Thesis (Ph.D.)--Georgetown University, 2009.; Includes bibliographical references.; Text (Electronic thesis) in PDF format. Id2 is a member of the helix-loop-helix (HLH) family of transcription regulators known to antagonize basic HLH transcription factors and proteins for the retinoblastoma (Rb) tumor suppressor family involved in proliferation, cell cycle progression and differentiation. Tumorigenesis being the natural manifestation of unregulated cell cycle progression, it was imperative to determine the role of Id2 in tumor formation and the mechanism by which it regulates cell cycle and proliferation. This mechanism has not been previously explored with an Id2-null background, lending novelty to our studies. Id2-null dermal fibroblasts were derived from knockout mice pups and cultured under standard NIH 3T3 conditions. Id2 was reintroduced into the system through retroviral transduction and monitored for phenotype.
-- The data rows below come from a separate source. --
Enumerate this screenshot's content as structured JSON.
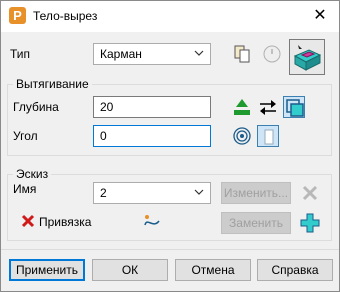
{
  "window": {
    "title": "Тело-вырез",
    "app_icon_letter": "P",
    "close_glyph": "✕"
  },
  "type": {
    "label": "Тип",
    "selected": "Карман"
  },
  "extrude": {
    "group_title": "Вытягивание",
    "depth_label": "Глубина",
    "depth_value": "20",
    "angle_label": "Угол",
    "angle_value": "0"
  },
  "sketch": {
    "group_title": "Эскиз",
    "name_label": "Имя",
    "name_selected": "2",
    "edit_label": "Изменить...",
    "replace_label": "Заменить",
    "binding_label": "Привязка"
  },
  "footer": {
    "apply": "Применить",
    "ok": "ОК",
    "cancel": "Отмена",
    "help": "Справка"
  },
  "colors": {
    "accent": "#0078d7",
    "cyan_icon": "#33cccc",
    "green_icon": "#1e9a2e",
    "error_red": "#d01a1a"
  }
}
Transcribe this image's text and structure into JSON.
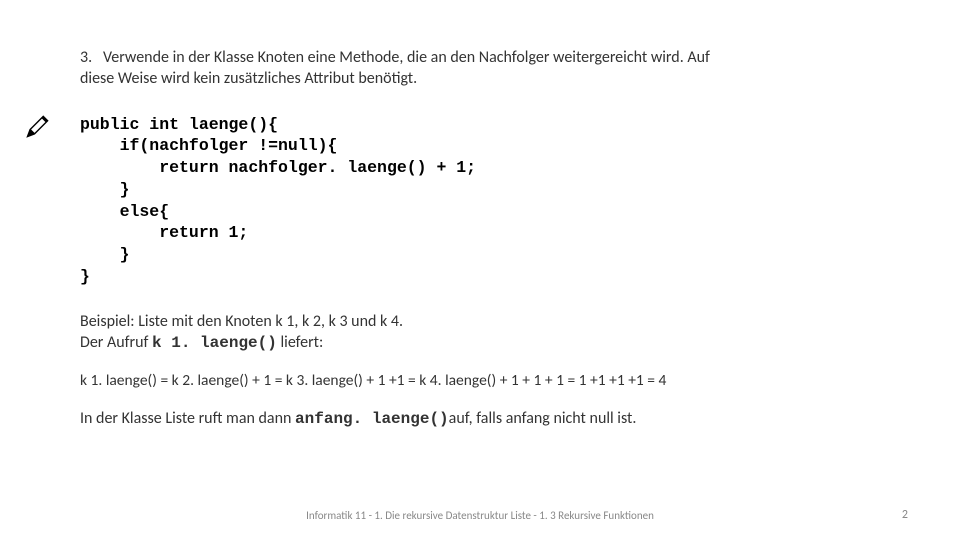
{
  "intro": {
    "number": "3.",
    "text_a": "Verwende in der Klasse Knoten eine Methode, die an den Nachfolger weitergereicht wird. Auf",
    "text_b": "diese Weise wird kein zusätzliches Attribut benötigt."
  },
  "code": "public int laenge(){\n    if(nachfolger !=null){\n        return nachfolger. laenge() + 1;\n    }\n    else{\n        return 1;\n    }\n}",
  "example": {
    "line1_a": "Beispiel:   Liste mit den Knoten k 1, k 2, k 3 und k 4.",
    "line2_a": "Der Aufruf ",
    "line2_code": "k 1. laenge()",
    "line2_b": "   liefert:"
  },
  "chain": "k 1. laenge() = k 2. laenge() + 1  = k 3. laenge() + 1 +1 = k 4. laenge() + 1 + 1 + 1 = 1 +1 +1 +1 = 4",
  "note": {
    "a": "In der Klasse Liste ruft man dann ",
    "code": "anfang. laenge()",
    "b": "auf, falls anfang nicht null ist."
  },
  "footer": {
    "center": "Informatik 11 - 1. Die rekursive Datenstruktur Liste - 1. 3 Rekursive Funktionen",
    "page": "2"
  },
  "icons": {
    "pencil": "pencil-icon"
  }
}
There was a drastic increase in proliferation upon Id2 re-expression and a corresponding increase in the percentage of cells in S-phase. Additionally, introduction of Id2 caused the dermal fibroblasts to develop transformed properties such as the ability to proliferate in low serum, form foci, and initiate tumor formation in vivo. Following a comprehensive screen of several cell cycle proteins, it was determined that Id2 was able to produce such effects because it can downregulate the p27KIP1 promoter and subsequent p27KIP1 expression. The Id2-mediated sequestration of E-proteins (E12/E47) from the p27KIP1 promoter at the fourth E-box position was responsible for the decreased expression that is seen in the dermal fibroblasts. Mutational analysis of Id2 demonstrated that the HLH domain was important for tumorigenesis and p27KIP1 downregulation. Our findings suggest a novel role for Id2 as an oncogene capable of mediating tumorigenesis through the downregulation of p27KIP1.